The Wild Horses soundtrack also includes a new recording of “When Fallen Angels Fly,” a song by one of the actor’s all-time favorite singer-songwriters, Billy Joe Shaver. The pair appeared together in 1997’s The Apostle, and Duvall’s wife, Luciana made a documentary about Shaver, Portrait of Billy Joe, in 2004. “He’s immensely talented,” Duvall says. “He’s a terrific natural actor. I put Billy Joe in The Apostle and the second day we were filming, he said, ‘Hell, I’ve got this deal licked.’ He was such a natural. He’s the best actor of all the country singers.”
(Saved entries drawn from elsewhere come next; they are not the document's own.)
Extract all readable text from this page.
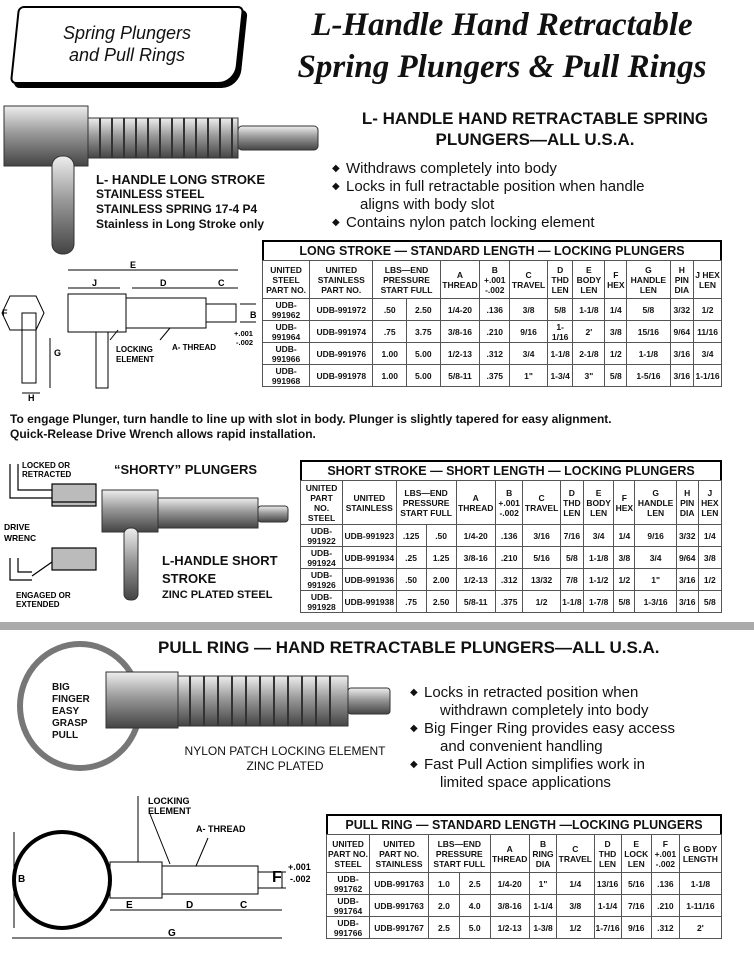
Spring Plungers
and Pull Rings
L-Handle Hand Retractable
Spring Plungers & Pull Rings
L- HANDLE HAND RETRACTABLE SPRING
PLUNGERS—ALL U.S.A.
◆ Withdraws completely into body
◆ Locks in full retractable position when handle
aligns with body slot
◆ Contains nylon patch locking element
L- HANDLE LONG STROKE
STAINLESS STEEL
STAINLESS SPRING 17-4 P4
Stainless in Long Stroke only
E
J	D	C
B
F
G
H
+.001
-.002
LOCKING
ELEMENT
A- THREAD
LONG STROKE — STANDARD LENGTH — LOCKING PLUNGERS
UNITED STEEL PART NO.	UNITED STAINLESS PART NO.	LBS—END PRESSURE START FULL		A THREAD	B +.001 -.002	C TRAVEL	D THD LEN	E BODY LEN	F HEX	G HANDLE LEN	H PIN DIA	J HEX LEN
UDB-991962	UDB-991972	.50	2.50	1/4-20	.136	3/8	5/8	1-1/8	1/4	5/8	3/32	1/2
UDB-991964	UDB-991974	.75	3.75	3/8-16	.210	9/16	1-1/16	2'	3/8	15/16	9/64	11/16
UDB-991966	UDB-991976	1.00	5.00	1/2-13	.312	3/4	1-1/8	2-1/8	1/2	1-1/8	3/16	3/4
UDB-991968	UDB-991978	1.00	5.00	5/8-11	.375	1"	1-3/4	3"	5/8	1-5/16	3/16	1-1/16
To engage Plunger, turn handle to line up with slot in body. Plunger is slightly tapered for easy alignment.
Quick-Release Drive Wrench allows rapid installation.
LOCKED OR
RETRACTED
DRIVE
WRENC
ENGAGED OR
EXTENDED
“SHORTY” PLUNGERS
L-HANDLE SHORT
STROKE
ZINC PLATED STEEL
SHORT STROKE — SHORT LENGTH — LOCKING PLUNGERS
UNITED PART NO. STEEL	UNITED STAINLESS	LBS—END PRESSURE START FULL		A THREAD	B +.001 -.002	C TRAVEL	D THD LEN	E BODY LEN	F HEX	G HANDLE LEN	H PIN DIA	J HEX LEN
UDB-991922	UDB-991923	.125	.50	1/4-20	.136	3/16	7/16	3/4	1/4	9/16	3/32	1/4
UDB-991924	UDB-991934	.25	1.25	3/8-16	.210	5/16	5/8	1-1/8	3/8	3/4	9/64	3/8
UDB-991926	UDB-991936	.50	2.00	1/2-13	.312	13/32	7/8	1-1/2	1/2	1"	3/16	1/2
UDB-991928	UDB-991938	.75	2.50	5/8-11	.375	1/2	1-1/8	1-7/8	5/8	1-3/16	3/16	5/8
PULL RING — HAND RETRACTABLE PLUNGERS—ALL U.S.A.
BIG
FINGER
EASY
GRASP
PULL
NYLON PATCH LOCKING ELEMENT
ZINC PLATED
◆ Locks in retracted position when
withdrawn completely into body
◆ Big Finger Ring provides easy access
and convenient handling
◆ Fast Pull Action simplifies work in
limited space applications
B
E	D	C
G
F
+.001
-.002
LOCKING
ELEMENT
A- THREAD	PULL RING — STANDARD LENGTH —LOCKING PLUNGERS
UNITED PART NO. STEEL	UNITED PART NO. STAINLESS	LBS—END PRESSURE START FULL		A THREAD	B RING DIA	C TRAVEL	D THD LEN	E LOCK LEN	F +.001 -.002	G BODY LENGTH
UDB-991762	UDB-991763	1.0	2.5	1/4-20	1"	1/4	13/16	5/16	.136	1-1/8
UDB-991764	UDB-991763	2.0	4.0	3/8-16	1-1/4	3/8	1-1/4	7/16	.210	1-11/16
UDB-991766	UDB-991767	2.5	5.0	1/2-13	1-3/8	1/2	1-7/16	9/16	.312	2'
Duvall wrote, directed and stars in Wild Horses, the tale of a rancher involved in a 15-year-old missing person’s case and the secrets that unfurl during the re-opened investigation. The film also stars Josh Hartnett, Luciana Duvall and fellow sometime-singer, James Franco.

Singing in film is, of course, nothing new for Duvall. He won the Best Actor Oscar for his portrayal of recovering alcoholic musician Mac Sledge in 1983’s Tender Mercies. He also sang in The Apostle and 2009’s The Weary Kind. He says he doesn’t intentionally seek out roles that allow him to sing: “It’s a functional thing, really.”
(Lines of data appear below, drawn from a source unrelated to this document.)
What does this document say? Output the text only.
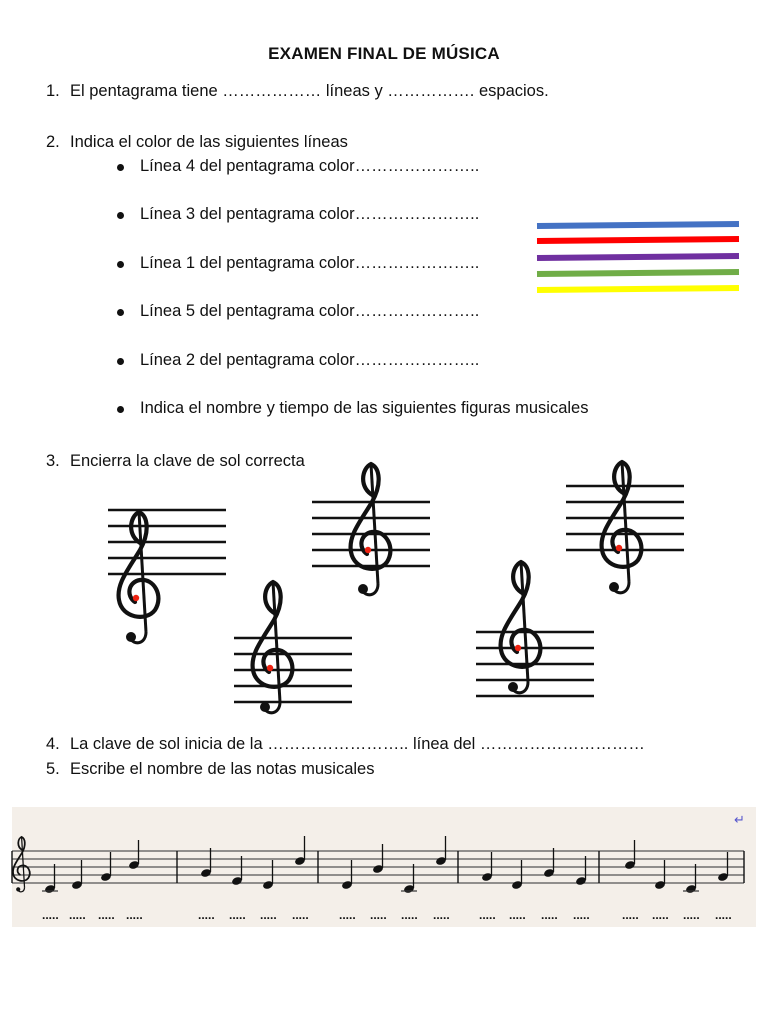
EXAMEN FINAL DE MÚSICA
1. El pentagrama tiene ……………… líneas y ……………. espacios.
2. Indica el color de las siguientes líneas
Línea 4 del pentagrama color…………………..
Línea 3 del pentagrama color…………………..
Línea 1 del pentagrama color…………………..
Línea 5 del pentagrama color…………………..
Línea 2 del pentagrama color…………………..
Indica el nombre y tiempo de las siguientes figuras musicales
3. Encierra la clave de sol correcta
4. La clave de sol inicia de la …………………….. línea del …………………………
5. Escribe el nombre de las notas musicales
..... ..... ..... .....	..... ..... ..... .....	..... ..... ..... ..... ..... ..... ..... .....	..... ..... ..... .....
↵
But also a beloved hobby. More than 25 years ago, Duvall recorded an album with veteran producer Chips Moman, best known for his work with Elvis Presley, Willie Nelson and Tammy Wynette, as well as co-writing “Luckenbach, Texas” for Waylon Jennings. The album featured appearances by Johnny Cash, June Carter Cash and Jennings. “Chip chose to never bring it out,” Duvall says, still sounding a little mystified as to what happened after all this time. He has no plans to record an album again, though admits he’d love to record the cowboy standard “Red River Valley.” “I’ve been singing [it] so much lately,” he says. “That’s one of my all time favorites.”
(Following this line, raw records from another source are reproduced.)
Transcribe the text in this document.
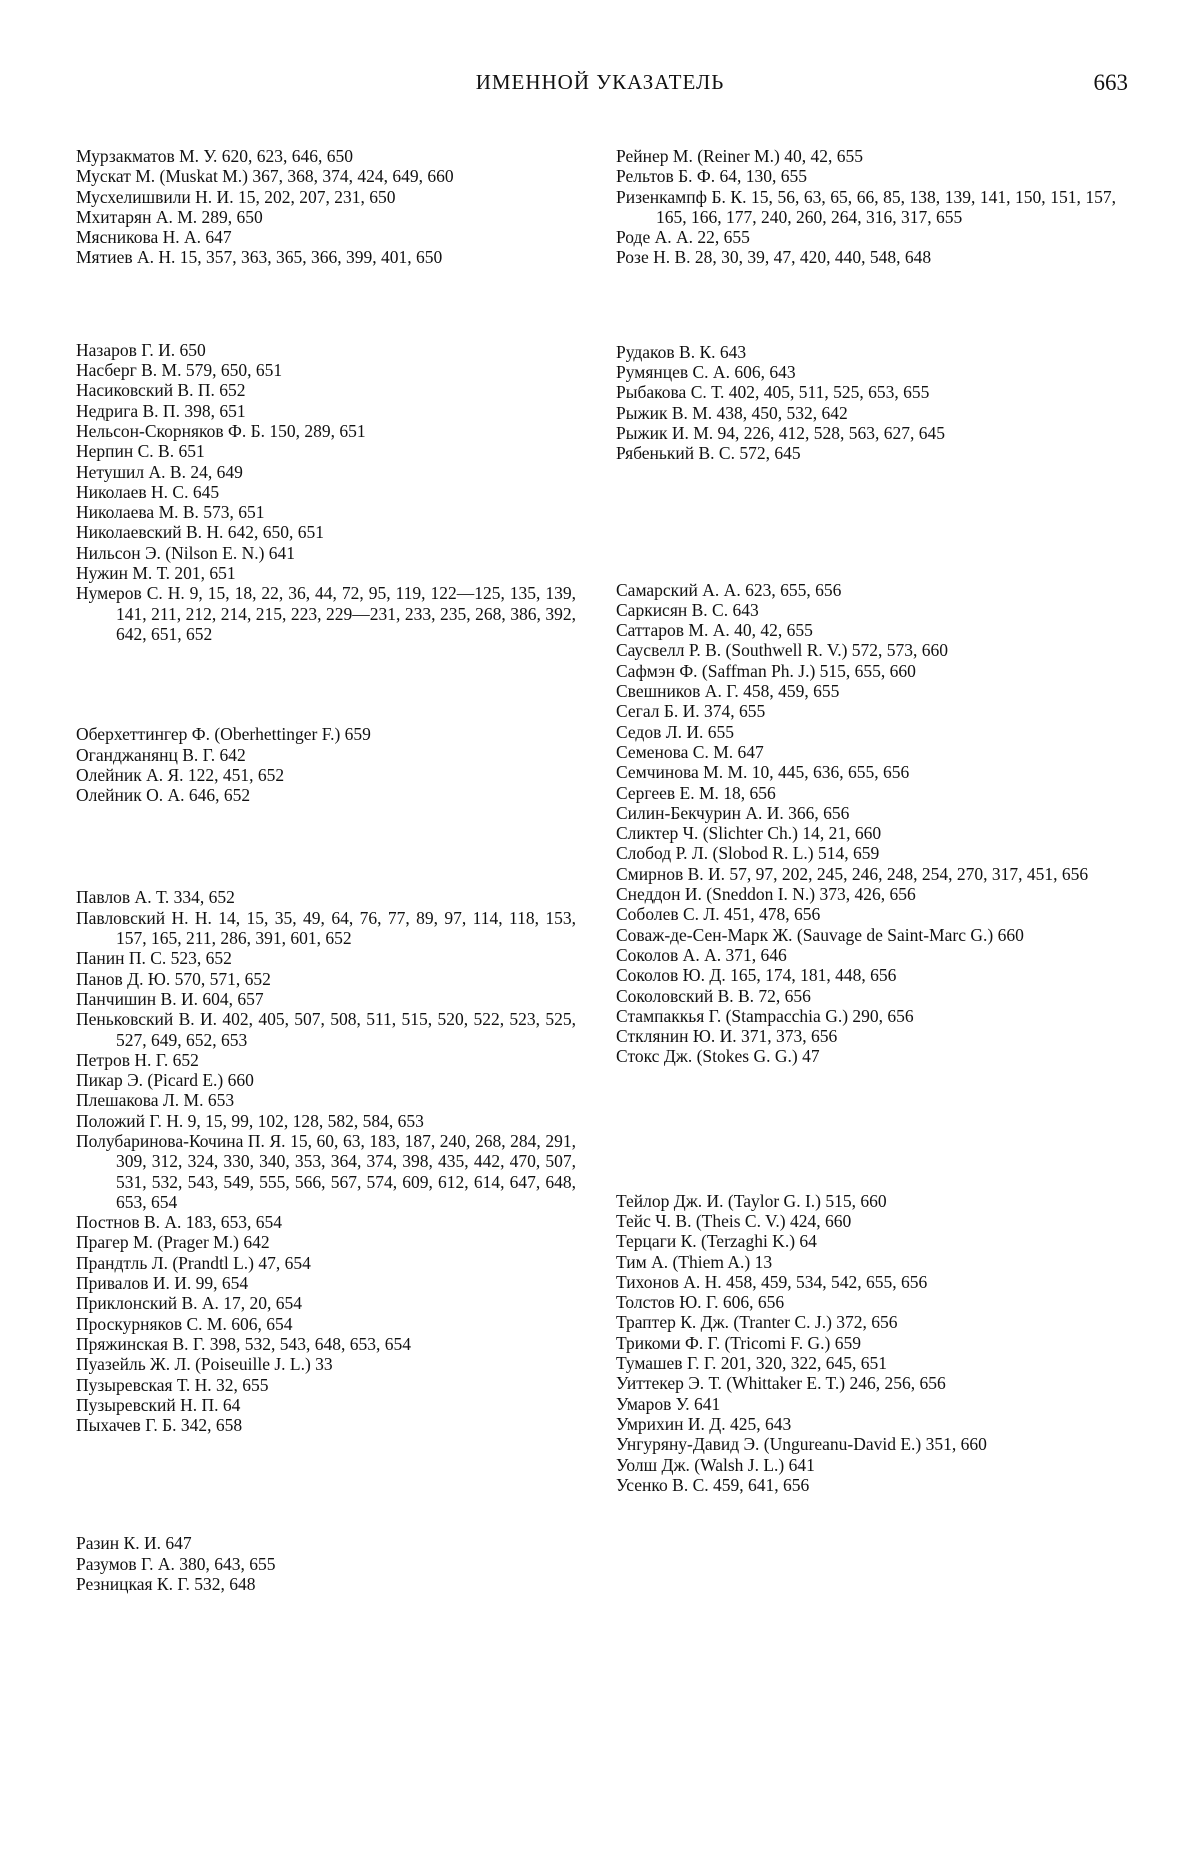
ИМЕННОЙ УКАЗАТЕЛЬ	663

Мурзакматов М. У. 620, 623, 646, 650

Мускат М. (Muskat M.) 367, 368, 374, 424, 649, 660

Мусхелишвили Н. И. 15, 202, 207, 231, 650

Мхитарян А. М. 289, 650

Мясникова Н. А. 647

Мятиев А. Н. 15, 357, 363, 365, 366, 399, 401, 650

Назаров Г. И. 650

Насберг В. М. 579, 650, 651

Насиковский В. П. 652

Недрига В. П. 398, 651

Нельсон-Скорняков Ф. Б. 150, 289, 651

Нерпин С. В. 651

Нетушил А. В. 24, 649

Николаев Н. С. 645

Николаева М. В. 573, 651

Николаевский В. Н. 642, 650, 651

Нильсон Э. (Nilson E. N.) 641

Нужин М. Т. 201, 651

Нумеров С. Н. 9, 15, 18, 22, 36, 44, 72, 95, 119, 122—125, 135, 139, 141, 211, 212, 214, 215, 223, 229—231, 233, 235, 268, 386, 392, 642, 651, 652

Оберхеттингер Ф. (Oberhettinger F.) 659

Оганджанянц В. Г. 642

Олейник А. Я. 122, 451, 652

Олейник О. А. 646, 652

Павлов А. Т. 334, 652

Павловский Н. Н. 14, 15, 35, 49, 64, 76, 77, 89, 97, 114, 118, 153, 157, 165, 211, 286, 391, 601, 652

Панин П. С. 523, 652

Панов Д. Ю. 570, 571, 652

Панчишин В. И. 604, 657

Пеньковский В. И. 402, 405, 507, 508, 511, 515, 520, 522, 523, 525, 527, 649, 652, 653

Петров Н. Г. 652

Пикар Э. (Picard E.) 660

Плешакова Л. М. 653

Положий Г. Н. 9, 15, 99, 102, 128, 582, 584, 653

Полубаринова-Кочина П. Я. 15, 60, 63, 183, 187, 240, 268, 284, 291, 309, 312, 324, 330, 340, 353, 364, 374, 398, 435, 442, 470, 507, 531, 532, 543, 549, 555, 566, 567, 574, 609, 612, 614, 647, 648, 653, 654

Постнов В. А. 183, 653, 654

Прагер М. (Prager M.) 642

Прандтль Л. (Prandtl L.) 47, 654

Привалов И. И. 99, 654

Приклонский В. А. 17, 20, 654

Проскурняков С. М. 606, 654

Пряжинская В. Г. 398, 532, 543, 648, 653, 654

Пуазейль Ж. Л. (Poiseuille J. L.) 33

Пузыревская Т. Н. 32, 655

Пузыревский Н. П. 64

Пыхачев Г. Б. 342, 658

Разин К. И. 647

Разумов Г. А. 380, 643, 655

Резницкая К. Г. 532, 648

Рейнер М. (Reiner M.) 40, 42, 655

Рельтов Б. Ф. 64, 130, 655

Ризенкампф Б. К. 15, 56, 63, 65, 66, 85, 138, 139, 141, 150, 151, 157, 165, 166, 177, 240, 260, 264, 316, 317, 655

Роде А. А. 22, 655

Розе Н. В. 28, 30, 39, 47, 420, 440, 548, 648

Рудаков В. К. 643

Румянцев С. А. 606, 643

Рыбакова С. Т. 402, 405, 511, 525, 653, 655

Рыжик В. М. 438, 450, 532, 642

Рыжик И. М. 94, 226, 412, 528, 563, 627, 645

Рябенький В. С. 572, 645

Самарский А. А. 623, 655, 656

Саркисян В. С. 643

Саттаров М. А. 40, 42, 655

Саусвелл Р. В. (Southwell R. V.) 572, 573, 660

Сафмэн Ф. (Saffman Ph. J.) 515, 655, 660

Свешников А. Г. 458, 459, 655

Сегал Б. И. 374, 655

Седов Л. И. 655

Семенова С. М. 647

Семчинова М. М. 10, 445, 636, 655, 656

Сергеев Е. М. 18, 656

Силин-Бекчурин А. И. 366, 656

Сликтер Ч. (Slichter Ch.) 14, 21, 660

Слобод Р. Л. (Slobod R. L.) 514, 659

Смирнов В. И. 57, 97, 202, 245, 246, 248, 254, 270, 317, 451, 656

Снеддон И. (Sneddon I. N.) 373, 426, 656

Соболев С. Л. 451, 478, 656

Соваж-де-Сен-Марк Ж. (Sauvage de Saint-Marc G.) 660

Соколов А. А. 371, 646

Соколов Ю. Д. 165, 174, 181, 448, 656

Соколовский В. В. 72, 656

Стампаккья Г. (Stampacchia G.) 290, 656

Стклянин Ю. И. 371, 373, 656

Стокс Дж. (Stokes G. G.) 47

Тейлор Дж. И. (Taylor G. I.) 515, 660

Тейс Ч. В. (Theis C. V.) 424, 660

Терцаги К. (Terzaghi K.) 64

Тим А. (Thiem A.) 13

Тихонов А. Н. 458, 459, 534, 542, 655, 656

Толстов Ю. Г. 606, 656

Траптер К. Дж. (Tranter C. J.) 372, 656

Трикоми Ф. Г. (Tricomi F. G.) 659

Тумашев Г. Г. 201, 320, 322, 645, 651

Уиттекер Э. Т. (Whittaker E. T.) 246, 256, 656

Умаров У. 641

Умрихин И. Д. 425, 643

Унгуряну-Давид Э. (Ungureanu-David E.) 351, 660

Уолш Дж. (Walsh J. L.) 641

Усенко В. С. 459, 641, 656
Among his favorite singers, “I like Merle Haggard a lot,” he says. “I worshipped Lefty Frizzell. Way, way back in the army, way back in the Fifties, I used to listen to Lefty and Webb Pierce.”

Duvall calls his Golden Globe-winning role as Augustus McCrae in the acclaimed 1989 TV miniseries, Lonesome Dove, “My Henry the V, my Hamlet. That’s the definitive part for me.” But he goes to lengths to credit To Kill a Mockingbird and Tender Mercies screenwriter Horton Foote and The Godfather and The Godfather Part ll director Francis Ford Coppola for their part in his six-decade success story. “I had a career aside from those two, but those two guys, who were very different, really helped my career. Those two gentlemen helped me a lot in the beginning.”

Looking forward, Duvall is eyeing a number of new projects, including the possibility of an adaptation of Steve Harrington’s World War I epic, Remember Ben Clayton for AMC, the network for whom he starred in 2006’s Broken Trail. “I’ve got a few left,” Duvall says, letting out an instantly recognizable laugh. “I’ve got a few left.”